Batman
v Superman: Świt sprawiedliwości (2016)
Reżyseria:
Zack Snyder
Gatunek:
Akcja, Sci-Fi
Premiera
w Polsce: 1 kwietnia 2016
Kolejny film o
superbohaterach jest już powoli niczym klasyczny serialowy tasiemiec, który
pomimo trzy tysięcznego odcinka przyciąga kolejne rzesze fanów. Podobnie jest w
przypadku najnowszej historii dwóch najpopularniejszych bohaterów wszech
czasów, których losy tym razem zostały przedstawione w jednym filmie. Mowa
tutaj oczywiście o Batmanie i Supermanie, o których chciałoby się pomyśleć, że
powiedziano już wszystko, a jednak Świt
sprawiedliwości to zupełnie nowa, mroczna przygoda bohaterów.
Tym razem twórcy
zdecydowali się na konfrontacje tytułowych bohaterów. W kolejnych scenach
ukazuje ich dotychczasowe życie oraz obecna zajęcia. Skrupulatnie szufladkuje
bohaterów w kostiumach. Jednak na naprawdę porządny rozwój akcji widz zmuszony
jest czekać do końca filmu, a często nieśmiesznym, czasem klaustrofobicznym
scenom brak energii i zaangażowania. Mroczna i ponura sceneria szczególnie
podkreśla zwątpienie bohaterów w poczynane działania.
Jedną z fundamentalnych
zalet tego filmu jest obsadzenie Jesse’ego Eisenberga w roli szalonego
naukowca, który idealnie wpasował się charakter swojej postaci. Pozytywnie prezentują
się również Henry Cavill jako Clark Kent/Superman i Ben Affleck jako Bruce
Wayne/Batman.
Nie jest to jednak film
dla każdego. Fani typowych ekranizacji komiksów Marvela mogą być zawiedzeni i
oczekiwać dużo więcej od filmu, który budził tak wielkie oczekiwania, a reżyser
Zack Snyder ewidentnie kreuje działo bliższe fanom Watchmena.

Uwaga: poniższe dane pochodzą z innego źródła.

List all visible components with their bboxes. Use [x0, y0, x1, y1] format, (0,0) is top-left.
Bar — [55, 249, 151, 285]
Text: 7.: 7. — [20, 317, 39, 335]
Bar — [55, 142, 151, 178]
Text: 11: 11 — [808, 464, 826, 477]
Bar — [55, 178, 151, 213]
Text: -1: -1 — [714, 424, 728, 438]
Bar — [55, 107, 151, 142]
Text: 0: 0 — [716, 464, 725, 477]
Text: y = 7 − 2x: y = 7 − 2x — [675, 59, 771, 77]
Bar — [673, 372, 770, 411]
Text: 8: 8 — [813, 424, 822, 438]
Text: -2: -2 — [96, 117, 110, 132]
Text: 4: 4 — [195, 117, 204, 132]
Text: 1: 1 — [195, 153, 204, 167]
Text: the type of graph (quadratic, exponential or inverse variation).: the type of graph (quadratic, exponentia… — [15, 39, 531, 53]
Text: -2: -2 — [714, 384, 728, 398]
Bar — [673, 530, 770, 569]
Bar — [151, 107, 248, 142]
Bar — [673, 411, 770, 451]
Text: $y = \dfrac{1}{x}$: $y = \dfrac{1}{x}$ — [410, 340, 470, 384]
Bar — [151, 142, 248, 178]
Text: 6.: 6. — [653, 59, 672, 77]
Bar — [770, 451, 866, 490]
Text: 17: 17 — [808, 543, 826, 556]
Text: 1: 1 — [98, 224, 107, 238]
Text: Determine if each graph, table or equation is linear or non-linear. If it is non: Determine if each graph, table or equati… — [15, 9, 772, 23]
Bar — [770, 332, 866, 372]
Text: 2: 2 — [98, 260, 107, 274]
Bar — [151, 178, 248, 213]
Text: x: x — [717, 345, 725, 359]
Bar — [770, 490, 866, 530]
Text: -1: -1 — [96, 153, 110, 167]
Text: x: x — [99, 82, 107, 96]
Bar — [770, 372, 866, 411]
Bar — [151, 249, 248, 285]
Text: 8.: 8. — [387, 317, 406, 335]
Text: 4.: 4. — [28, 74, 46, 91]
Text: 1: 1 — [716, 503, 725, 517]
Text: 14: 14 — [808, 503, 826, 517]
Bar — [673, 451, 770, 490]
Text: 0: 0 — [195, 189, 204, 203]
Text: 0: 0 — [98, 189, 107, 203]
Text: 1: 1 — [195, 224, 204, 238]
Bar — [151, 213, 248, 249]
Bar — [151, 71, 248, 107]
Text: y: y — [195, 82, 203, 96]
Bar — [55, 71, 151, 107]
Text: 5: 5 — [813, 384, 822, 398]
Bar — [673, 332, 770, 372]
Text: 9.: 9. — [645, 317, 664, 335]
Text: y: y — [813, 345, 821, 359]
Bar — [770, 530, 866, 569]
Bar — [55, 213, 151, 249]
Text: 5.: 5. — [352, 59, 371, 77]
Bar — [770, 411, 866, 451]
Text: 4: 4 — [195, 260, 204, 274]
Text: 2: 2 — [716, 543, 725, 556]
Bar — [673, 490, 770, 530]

W sumie wole batmana hehe :D
OdpowiedzUsuńZapraszam http://ispossiblee.blogspot.com Odpowiadam na każdą obserwacje i propozycje wejść w linki :)
Swietny post!
OdpowiedzUsuńNie jestem przekonana co do tego filmu i wątpię, że pójdę do kina.
OdpowiedzUsuńhttp://mateslifex.blogspot.com/
Film mi się nie podobał, ale recenzja świetna :)
OdpowiedzUsuńPozdrawiam ♥
http://marianna-pisze.blogspot.com/
Nie żebym miała cokolwiek przeciwko innym niż tych których wymienię, ale stanowczo wolę bohaterów, którzy muszą się napracować, żeby komukolwiek pomóc (oczywiście ignorując bogactwo Wayne'a i Starka, za które można wszystko kupić), mówię tu głównie o Iron Manie, Batmanie, Hawkaye i wiele innych. Musieli przecież, tego się nauczyć, zbudować, a nie tak jak Superman, który od dziecka jest taki jaki jest, czy Kapitan Ameryka, który dostał te swoje "supermoce" od serum.
OdpowiedzUsuńNo ale może teraz na temat? W ogóle nie wiem o czym jest ten film. e niby oni walczą ze sobą, tak jak będą w Kapitanie Ameryce?